Comment by dotBen

Comment by dotBen 11 hours ago

14 replies

They already will be selling your ride data and there is no way they could monitor conversations in the car for commercial purposes (at least in Western countries).

Ads in cars, partnerships with alternative destinations, etc. definitely would feel like enshitification for a demographic comparable to the hacker news one here. But these are all per session/user settings just like most of us have a paid Spotify account and never see advertising and those who don't get a very different monetized experience.

What is exciting about monetization like this is the possibility for rides to become very cheap or even free. If my dentist offers free rides to the office in return for my loyalty, I'm quite happy to take that.

crazygringo 10 hours ago

> If my dentist offers free rides to the office in return for my loyalty, I'm quite happy to take that.

That's actually a really interesting angle. The same way businesses often provide free parking now... what if they start providing free self-driving round trips?

E.g. spend $75 or more at Whole Foods, and get free round-trip up to 20 miles or something. Especially for bulky items like groceries where a car makes a big difference, I can totally see that becoming standard. Home Depot too. Plus entertainment like amusement parks, movie theaters, spas...

  • dotBen 10 hours ago

    It makes particular sense for vertically integrated conglomerates like Amazon-Whole Foods which owns Zoox.

    I buy Whole Foods French fries shipped to the store via Amazon logistics and purchase those at Amazon owned Whole Foods, at a discount via my Prime membership on my Amazon credit card which is processed on AWS infrastructure and I ride home on an Amazon owned Zoox that also runs on AWS infrastructure.

    Amazon owns so much of the profit margin across that stack that they can afford to give rides away for example.

jafo1989 9 hours ago

> there is no way they could monitor conversations in the car for commercial purposes (at least in Western countries)

Oh, you'll agree to that when you accept the terms of service.

Can't wait for the "This ride with ads: $17. Ad free: $26" choice.

GuinansEyebrows 11 hours ago

> there is no way they could monitor conversations in the car for commercial purposes (at least in Western countries)

people used to feel that way about search queries, email (gmail) and IP laws (LLM training).

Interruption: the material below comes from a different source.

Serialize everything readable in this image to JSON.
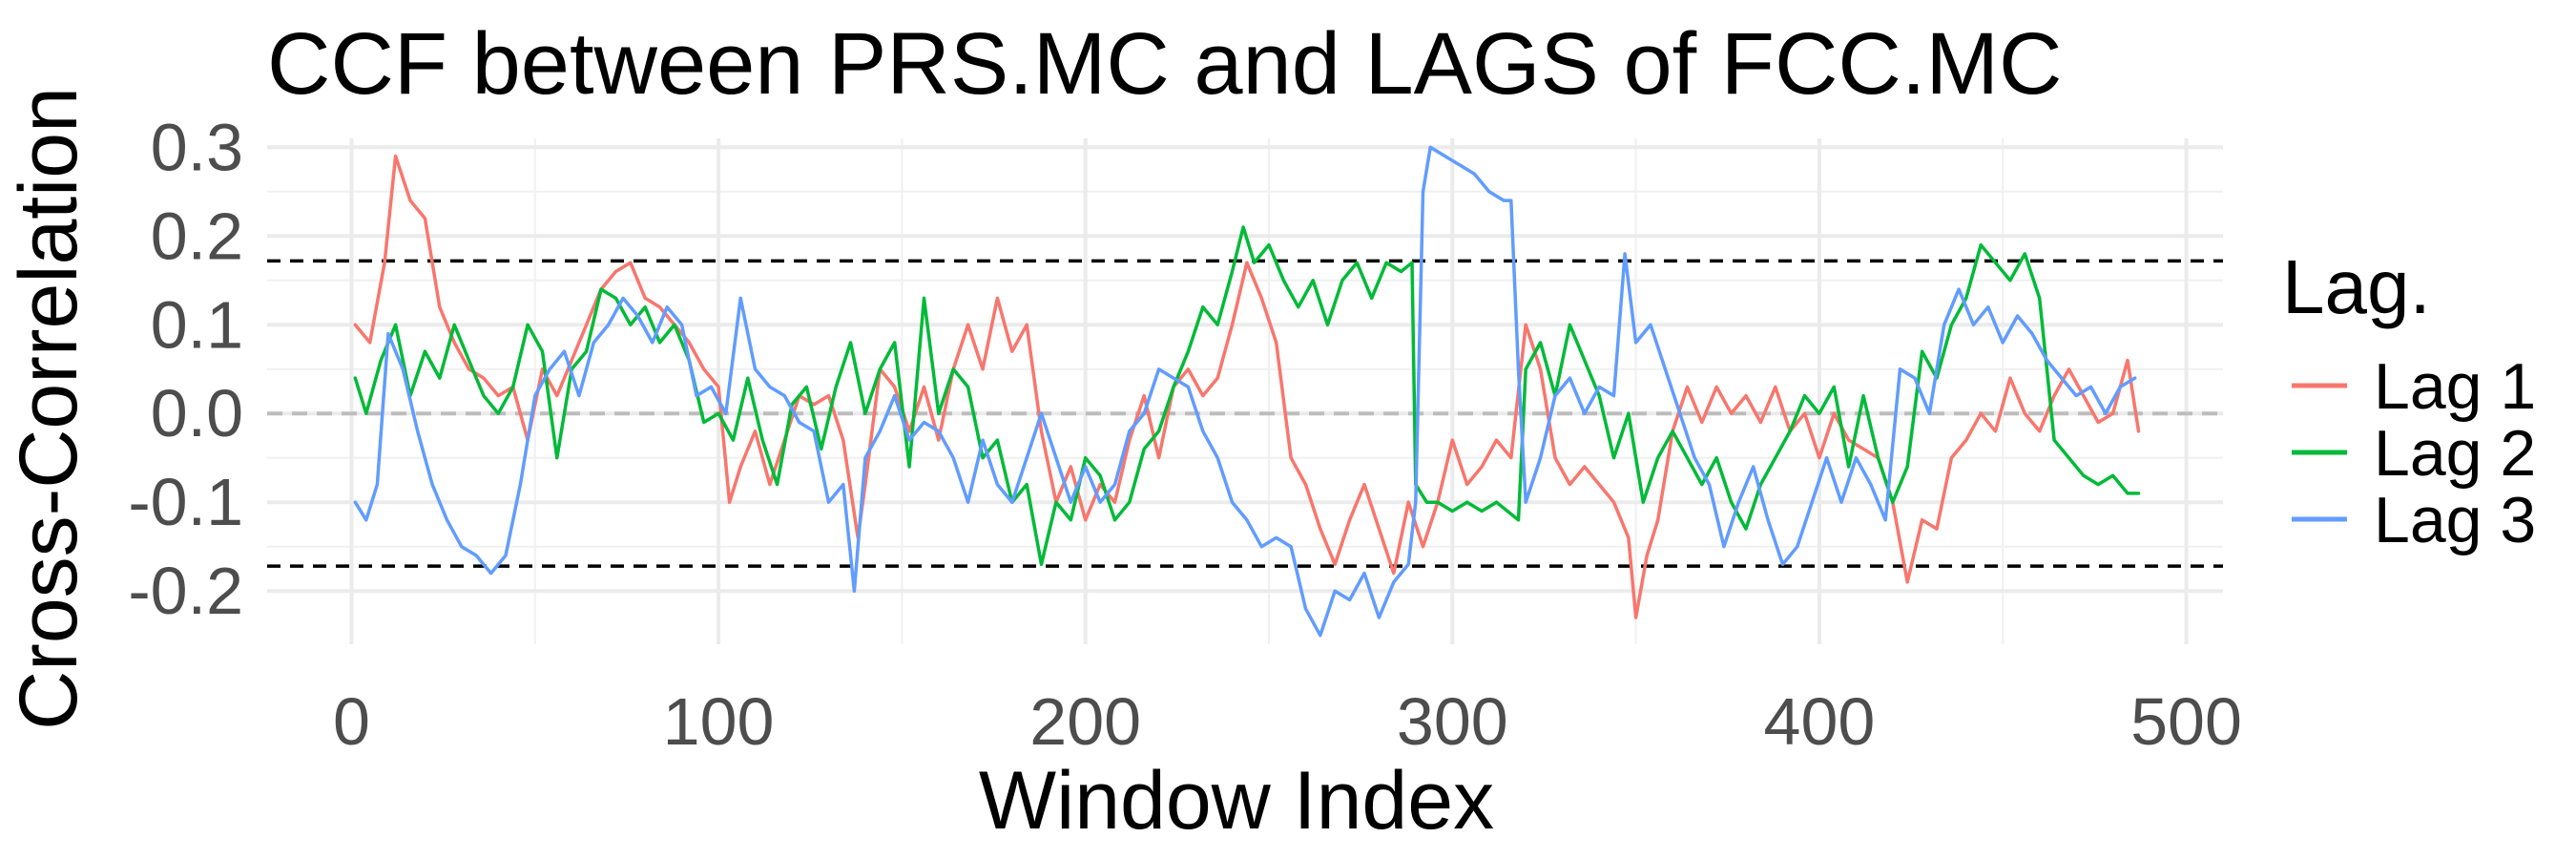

> What is exciting about monetization like this is the possibility for rides to become very cheap or even free. If my dentist offers free rides to the office in return for my loyalty, I'm quite happy to take that.

this won't happen. alphabet will collect on both ends.

tapoxi 11 hours ago

Couldn't Uber do that today?

  • dotBen 11 hours ago

    /cries into my Uber shares and the deletion of the Uber ATG repos when the parts were sold to Aurora.

lotsofpulp 11 hours ago

> and there is no way they could monitor conversations in the car for commercial purposes (at least in Western countries).

Why not? You can consent to having your audio recorded. They can even offer a higher “private” price and a lower “ad supported” price. I write “private” because I assume the microphones will always be listening no matter which price you pay.

  • dotBen 11 hours ago

    I guess that's semantics. If you opt in then yes I guess they could do anything. I think the point was that enshitification would occur if they forced you to do that.

    You could opt in to have blood or plasma taken on every ride if you so wanted I guess.

    • tantalor 9 hours ago

      Rough figures:

      As a plasma donor you can earn $30-$70 per session for 800 ml. Let's call it $50. A session takes about 90 minutes, or 533 ml/hour, and you make $33/hour

      Waymo charges $0.50 - $1.00 per mile. Let's use the high end.

      To break even, your Waymo will need to consume < $33/hour, or < 33 mph. That's not bad!

      If you go any faster, you won't be able to extract enough plasma in the same amount of time.

notyourwork 11 hours ago

You really think ads in vehicle are not coming? You’re being naive if you think that.

Also, cheap rides cut into stocks margins. That won’t fly by investors either. These companies are not charities. They are in the business of maximizing profits. We lost “don’t be evil” over a decade ago.

  • tantalor 10 hours ago

    We already have ads in vehicles.

    If you fly United, the in-flight entertainment has pre-roll ads.

    I can't say how well that model translates to car rides.

    • oefrha 10 hours ago

      I see you haven’t seen or heard of cabs’ in-car ad screens we’ve had for close to two decades, if you have to point to airplanes as an example.

      • tantalor 9 hours ago

        I haven't been in a cab in 2 decades, so that tracks.